Perhaps my friends hadn’t seen that French arthouse film—say, Roman de Gare—but A.O. Scott had seen it, thought upon it and synthesized his reactions into an entertaining, insightful nugget. There was and is an art to film criticism. It is an invisible art, much like a well-calculated Hollywood film. In such a film, the visual and aural, the narrative and the acting, flow together into a seamless stream. You are transported. You are taken away. You don’t always know how, but so it goes. Films fill the gap between hearing a joke and laughing at it. Good movie criticism merely tries to reveal these unobserved crevices. This doesn’t mean it must be sober and dry. It is simple fun its own right. Movie criticism is part of the sheer joy of watching movies.

We all act the part of the movie critic and offer our best shot. If going to the movies is like going to a place of worship, movie criticism is like the essential commentaries. You can’t just go to such a sacred place without the appropriate signposts and explanations. Someone must explain the holy water or prayer mats—the rituals and the artifacts. That someone may be the minister, or your friend, or your father.

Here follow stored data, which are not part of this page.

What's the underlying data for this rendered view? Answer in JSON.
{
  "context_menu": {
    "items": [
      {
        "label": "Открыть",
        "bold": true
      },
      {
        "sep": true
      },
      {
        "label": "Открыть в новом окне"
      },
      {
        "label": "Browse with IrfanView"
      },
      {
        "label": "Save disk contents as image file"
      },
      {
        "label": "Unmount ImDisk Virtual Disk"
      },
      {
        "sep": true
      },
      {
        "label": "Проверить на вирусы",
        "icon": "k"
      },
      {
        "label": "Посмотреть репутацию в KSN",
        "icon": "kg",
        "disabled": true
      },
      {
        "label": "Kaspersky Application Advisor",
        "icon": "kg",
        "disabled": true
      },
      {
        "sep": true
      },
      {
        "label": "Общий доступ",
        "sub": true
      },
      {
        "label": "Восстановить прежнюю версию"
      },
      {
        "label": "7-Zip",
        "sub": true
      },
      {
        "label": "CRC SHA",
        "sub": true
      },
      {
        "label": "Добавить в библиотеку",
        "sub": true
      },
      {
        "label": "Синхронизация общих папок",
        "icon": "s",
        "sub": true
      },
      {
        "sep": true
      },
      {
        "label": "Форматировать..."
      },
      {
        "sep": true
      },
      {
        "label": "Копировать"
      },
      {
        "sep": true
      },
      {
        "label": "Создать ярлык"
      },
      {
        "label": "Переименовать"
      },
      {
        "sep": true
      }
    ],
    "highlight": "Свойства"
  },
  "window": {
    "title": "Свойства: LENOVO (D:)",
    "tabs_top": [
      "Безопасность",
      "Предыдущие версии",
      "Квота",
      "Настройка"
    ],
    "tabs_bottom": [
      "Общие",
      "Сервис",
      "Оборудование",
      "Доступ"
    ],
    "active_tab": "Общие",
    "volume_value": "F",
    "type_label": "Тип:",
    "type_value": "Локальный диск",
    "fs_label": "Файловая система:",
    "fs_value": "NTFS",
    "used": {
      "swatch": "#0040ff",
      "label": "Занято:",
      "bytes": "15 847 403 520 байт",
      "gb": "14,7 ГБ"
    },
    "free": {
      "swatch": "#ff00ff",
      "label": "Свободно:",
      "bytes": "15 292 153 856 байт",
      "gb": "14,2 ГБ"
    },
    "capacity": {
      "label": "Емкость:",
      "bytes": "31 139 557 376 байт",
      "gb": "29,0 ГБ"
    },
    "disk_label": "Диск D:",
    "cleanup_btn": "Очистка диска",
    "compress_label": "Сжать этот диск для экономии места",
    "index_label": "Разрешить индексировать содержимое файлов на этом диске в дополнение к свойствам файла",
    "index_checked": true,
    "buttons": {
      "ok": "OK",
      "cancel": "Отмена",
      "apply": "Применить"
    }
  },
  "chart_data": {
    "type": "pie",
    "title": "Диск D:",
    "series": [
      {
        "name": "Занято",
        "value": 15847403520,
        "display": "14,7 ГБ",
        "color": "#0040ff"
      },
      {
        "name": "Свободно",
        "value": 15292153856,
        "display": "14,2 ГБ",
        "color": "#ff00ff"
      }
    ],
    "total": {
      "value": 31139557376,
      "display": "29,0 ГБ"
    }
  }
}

Now, movies aren’t entirely like church: we go to the movies not only for spiritual fulfillment, but for corporeal desires: repulsion and lust, to name two. And I certainly don’t head to the television for movie trailers anymore, with YouTube but a screen away. I doubt you do as well. An era has passed. I recall flipping through old DVDs and VHS tapes the other day, and noticing Ebert’s “Two Thumbs Up!” emblazoned proudly on many a worn-out sleeve. These sleeves have been weathered and frayed by time. The individual critic is less noticeable now amid the aggregate scores of RottenTomatoes and Metacritic. The words fade into ratings averaged together. When the critic Armond White failed to toe the critical line for The Social Network (2010) and disturbed an otherwise “perfect” RottenTomatoes rating—he knocked it down from 100 percent to 97 percent—people lambasted him. Despite his individual opinion, what mattered more was that he marred the rating. The rating took precedence over the words, no matter whether White was merely a contrarian or the only honest critic.

I do not lament RottenTomatoes for averaging ratings together; I admit to using them as quick barometers for my interest. I do not lament the increasing availability of reviews from alternative media outlets, or just plain individuals. I think it is wonderful that everyone can be a critic. But it is so easy to stop at the score. To distill reviews down to a score naturally omits something. This is nothing new. Sound bites and ratings are commonplace. But with Ebert’s passing, I simply ask for a moment to pause: I would like us to re-appreciate what reviews can do—the review as art piece.

The review is the fundamental way we express our love and hate for the movies. The trademark thumbs up and thumbs down is disarmingly effective. If we don’t consult the AVClub, we still may consult ourselves, or our friends. We are all critics. The movie critic still matters and criticism still matters. Ebert mattered, and matters. Tributes abound with each notable death, and his is no exception. Already, top ten lists are breaking down his corpus into fun, digestible quotes as they rightly should.

So this one’s to the moviegoers, the movie critics and the movie lovers. Ebert brought a sensitivity and refreshing lack of pretension to his reviews. His final blog post ends with a wonderful turn of phrase: “I’ll see you at the movies.” We’ll all be there, filling the pews and gazing at the silver screen and our laptops alike.

 

—Adam Buchsbaum ‘14 is a Film major.